Sergio Fantini received his doctoral degree in physics from the University of Florence, Italy, in 1992. His dissertation was based on a Raman scattering study of ceramic superconductors. From 1993 to 1999, Fantini held postdoctoral and faculty appointments at the University of Illinois at Urbana-Champaign, in the Department of Physics. In 1999, he joined Tufts University as an assistant professor and has been one of the inaugural faculty members of the Department of Biomedical Engineering, which was created at Tufts in 2002.
Fantini's research interests lie in the area of biomedical optics, specifically in diffuse near-infrared spectroscopy and the imaging of biological tissues. His research laboratory (the Diffuse Optical Imaging of Tissue Lab, or DOIT Lab) aims to develop noninvasive applications of diffuse optics to assess cerebral perfusion and brain activity, detect breast cancer, monitor response to neoadjuvant chemotherapy, and quantify skeletal muscle oxygenation. Fantini’s research has resulted in eleven patents and about 200 journal and conference proceedings publications. In 2016, he coauthored, with Professor Irving Bigio of Boston University, a textbook titled Quantitative Biomedical Optics.
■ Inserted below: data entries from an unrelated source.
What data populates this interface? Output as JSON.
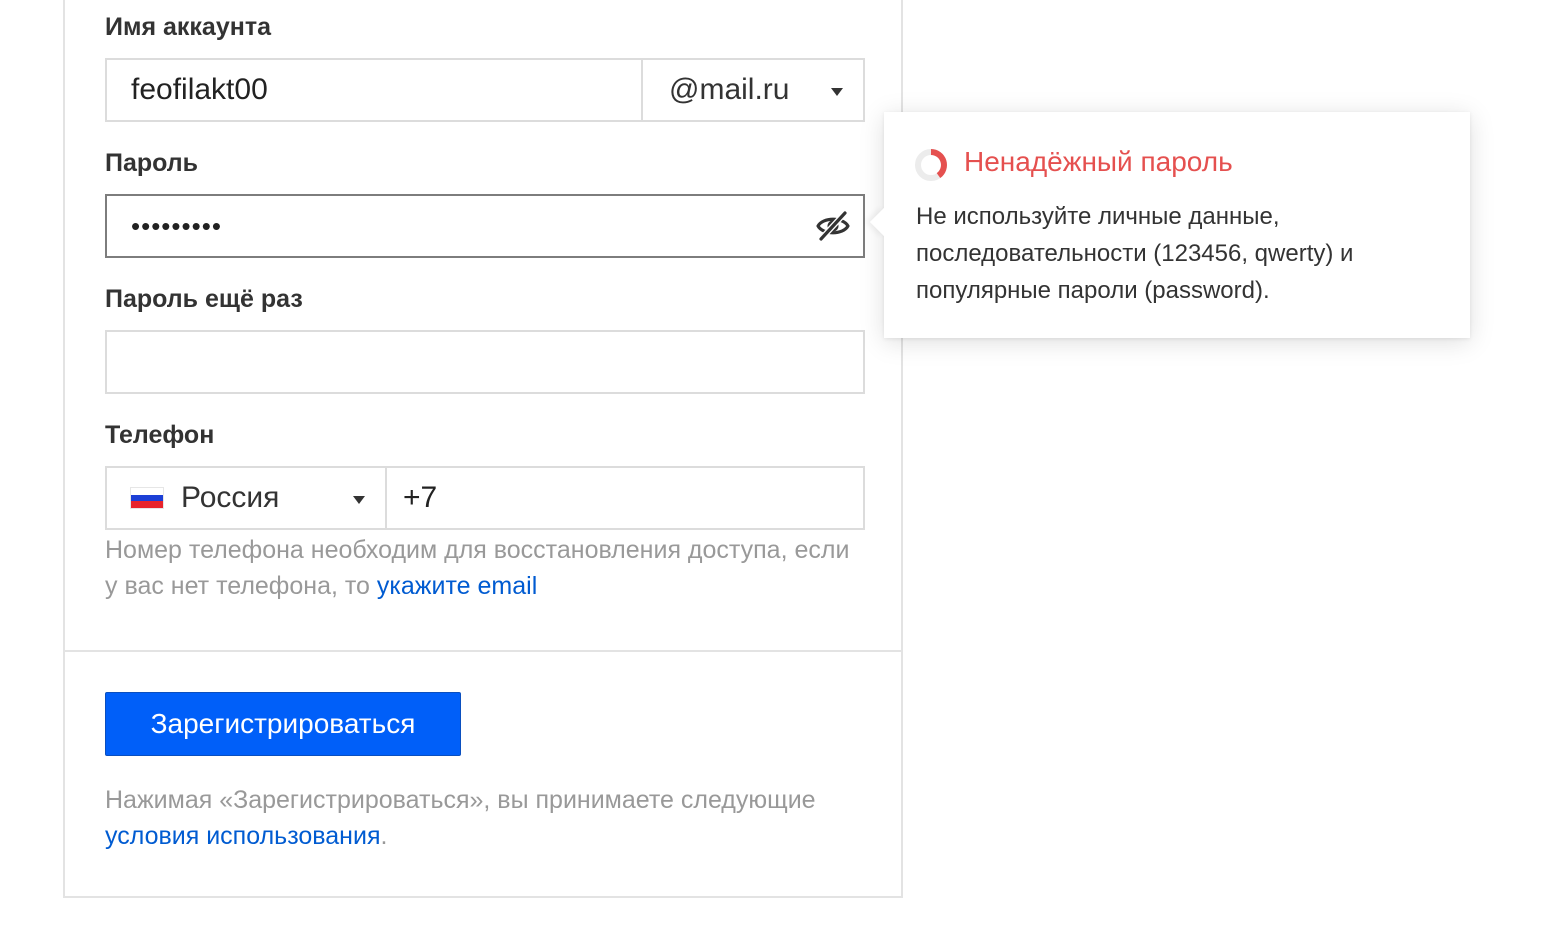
{
  "form": {
    "account_label": "Имя аккаунта",
    "account_value": "feofilakt00",
    "domain_value": "@mail.ru",
    "password_label": "Пароль",
    "password_value": "•••••••••",
    "password_repeat_label": "Пароль ещё раз",
    "password_repeat_value": "",
    "phone_label": "Телефон",
    "country_value": "Россия",
    "phone_value": "+7",
    "phone_hint_text": "Номер телефона необходим для восстановления доступа, если у вас нет телефона, то ",
    "phone_hint_link": "укажите email",
    "submit_label": "Зарегистрироваться",
    "terms_text": "Нажимая «Зарегистрироваться», вы принимаете следующие ",
    "terms_link": "условия использования",
    "terms_end": "."
  },
  "tooltip": {
    "title": "Ненадёжный пароль",
    "body": "Не используйте личные данные, последовательности (123456, qwerty) и популярные пароли (password).",
    "strength_color": "#e5504f"
  },
  "icons": {
    "password_toggle": "eye-crossed-icon",
    "strength": "strength-ring-icon",
    "flag": "russia-flag-icon"
  },
  "colors": {
    "accent": "#005ff9",
    "link": "#005bd1",
    "warning": "#e5504f",
    "hint": "#999999"
  }
}
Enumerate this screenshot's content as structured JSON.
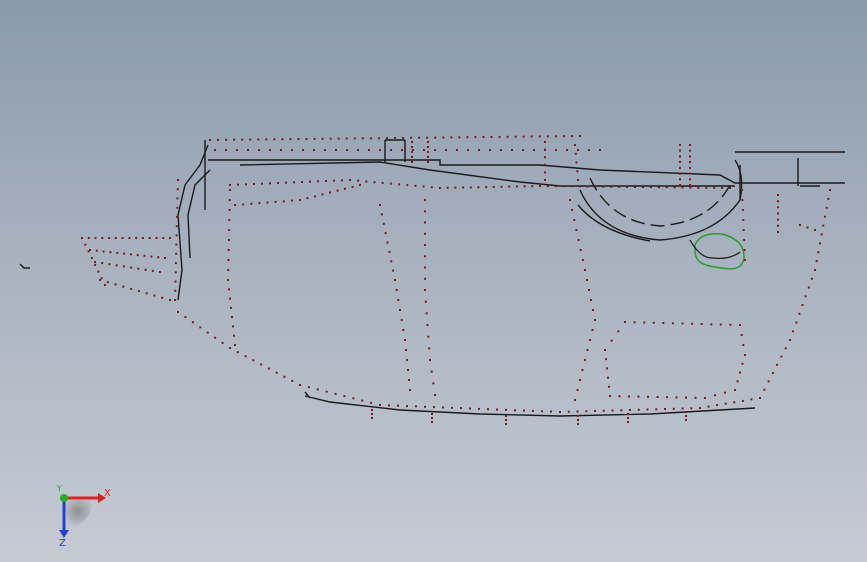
{
  "viewport": {
    "background_top": "#8a9aac",
    "background_bottom": "#c5cbd3"
  },
  "colors": {
    "outline": "#1a1a1a",
    "point": "#7a1a1a",
    "highlight": "#2e9a2e"
  },
  "triad": {
    "x_label": "X",
    "y_label": "Y",
    "z_label": "Z",
    "x_color": "#e02020",
    "y_color": "#20b020",
    "z_color": "#2040d0"
  }
}
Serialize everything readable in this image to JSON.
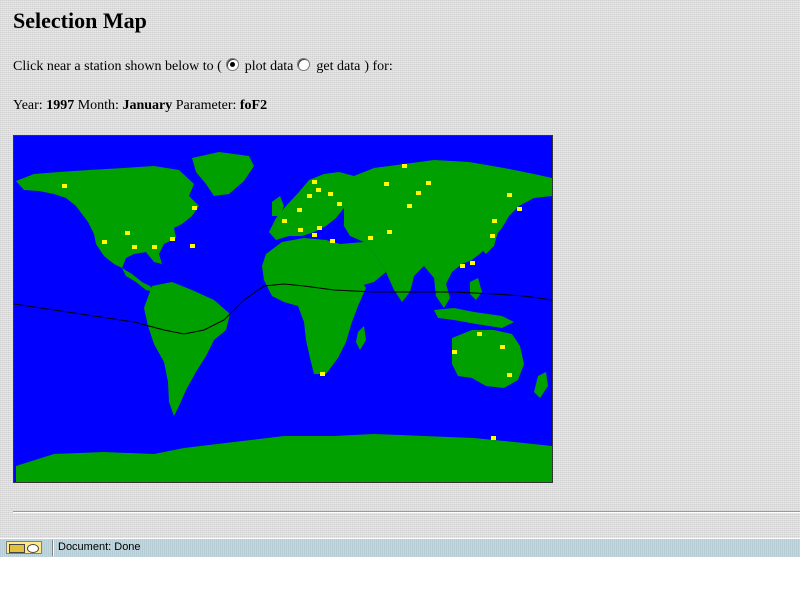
{
  "heading": "Selection Map",
  "instruction": {
    "prefix": "Click near a station shown below to (",
    "option_plot": "plot data",
    "option_get": "get data",
    "suffix": ") for:",
    "selected": "plot"
  },
  "selection": {
    "year_label": "Year:",
    "year": "1997",
    "month_label": "Month:",
    "month": "January",
    "parameter_label": "Parameter:",
    "parameter": "foF2"
  },
  "map": {
    "ocean_color": "#0000ff",
    "land_color": "#00a000",
    "station_color": "#ffff00",
    "equator_line_color": "#000000"
  },
  "status": {
    "text": "Document: Done"
  }
}
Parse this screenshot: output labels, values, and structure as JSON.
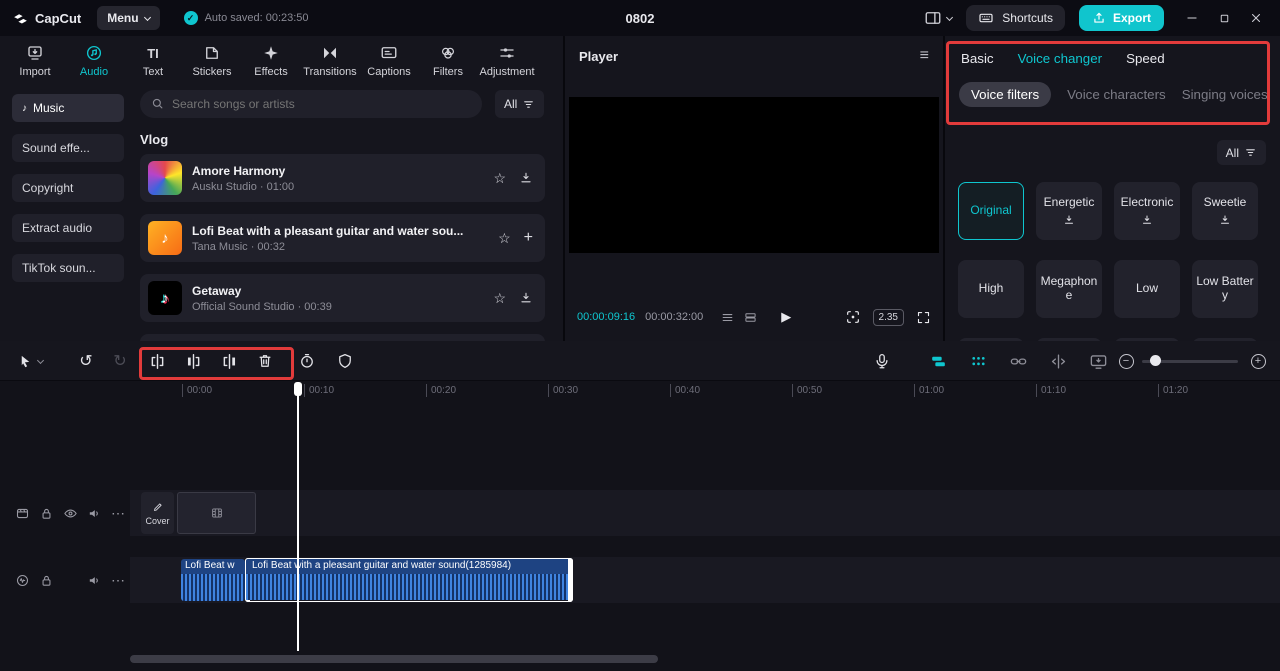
{
  "colors": {
    "accent": "#0fc6cf",
    "highlight": "#e23b3b",
    "clip_blue": "#2f6ad6"
  },
  "icons": {
    "star": "☆",
    "plus": "+",
    "play": "▶",
    "hamburger": "≡",
    "ellipsis": "⋯",
    "note": "♪",
    "check": "✓",
    "undo": "↺",
    "redo": "↻",
    "minus": "−",
    "text_tab": "TI"
  },
  "titlebar": {
    "logo_text": "CapCut",
    "menu_label": "Menu",
    "autosave_text": "Auto saved: 00:23:50",
    "project_title": "0802",
    "shortcuts_label": "Shortcuts",
    "export_label": "Export"
  },
  "media_panel": {
    "tabs": [
      "Import",
      "Audio",
      "Text",
      "Stickers",
      "Effects",
      "Transitions",
      "Captions",
      "Filters",
      "Adjustment"
    ],
    "sidebar_items": [
      "Music",
      "Sound effe...",
      "Copyright",
      "Extract audio",
      "TikTok soun..."
    ],
    "search_placeholder": "Search songs or artists",
    "filter_label": "All",
    "section_title": "Vlog",
    "songs": [
      {
        "title": "Amore Harmony",
        "meta": "Ausku Studio · 01:00"
      },
      {
        "title": "Lofi Beat with a pleasant guitar and water sou...",
        "meta": "Tana Music · 00:32"
      },
      {
        "title": "Getaway",
        "meta": "Official Sound Studio · 00:39"
      }
    ]
  },
  "player": {
    "title": "Player",
    "current_time": "00:00:09:16",
    "total_time": "00:00:32:00",
    "ratio_label": "2.35"
  },
  "voice_panel": {
    "tabs": [
      "Basic",
      "Voice changer",
      "Speed"
    ],
    "subtabs": [
      "Voice filters",
      "Voice characters",
      "Singing voices"
    ],
    "filter_label": "All",
    "voices": [
      "Original",
      "Energetic",
      "Electronic",
      "Sweetie",
      "High",
      "Megaphone",
      "Low",
      "Low Battery"
    ]
  },
  "timeline": {
    "ruler": [
      "00:00",
      "00:10",
      "00:20",
      "00:30",
      "00:40",
      "00:50",
      "01:00",
      "01:10",
      "01:20"
    ],
    "cover_label": "Cover",
    "audio_clip_left": "Lofi Beat w",
    "audio_clip_main": "Lofi Beat with a pleasant guitar and water sound(1285984)"
  }
}
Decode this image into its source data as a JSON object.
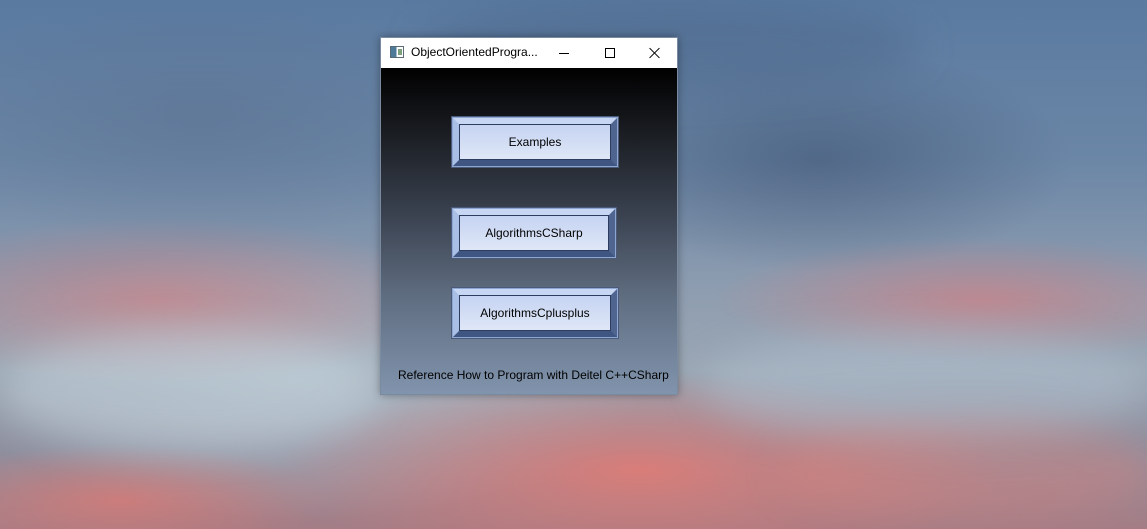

The book was published by Cambridge University Press.
Department of Biomedical Engineering, Tufts School of Engineering
- 2006-present: Professor
- 2003-2006: Associate Professor
- 2002-2003: Assistant Professor
Tufts School of Engineering
- 2006-2009: Associate Dean for Graduate Education
- 2004-2005: Acting Associate Dean
Assistant Professor, Department of Electrical Engineering and Computer Science, Tufts School of Engineering
Department of Physics, University of Illinois—Urbana-Champaign
- 1996-1999: Research Assistant Professor
- 1995-1996: Visiting Lecturer
Research activities in Sergio Fantini's group include quantitative modeling of light propagation in optically turbid media, the design of optical instrumentation for medical imaging, the development of novel near-infrared spectroscopy and imaging techniques for medical diagnostics, and a number of applications for animal models and human subjects. Specific applications are aimed at functional imaging of the brain, cerebral hemodynamics assessment, diffuse optical mammography, hemoglobin concentration and saturation in skeletal muscles, and quantitative tissue oximetry.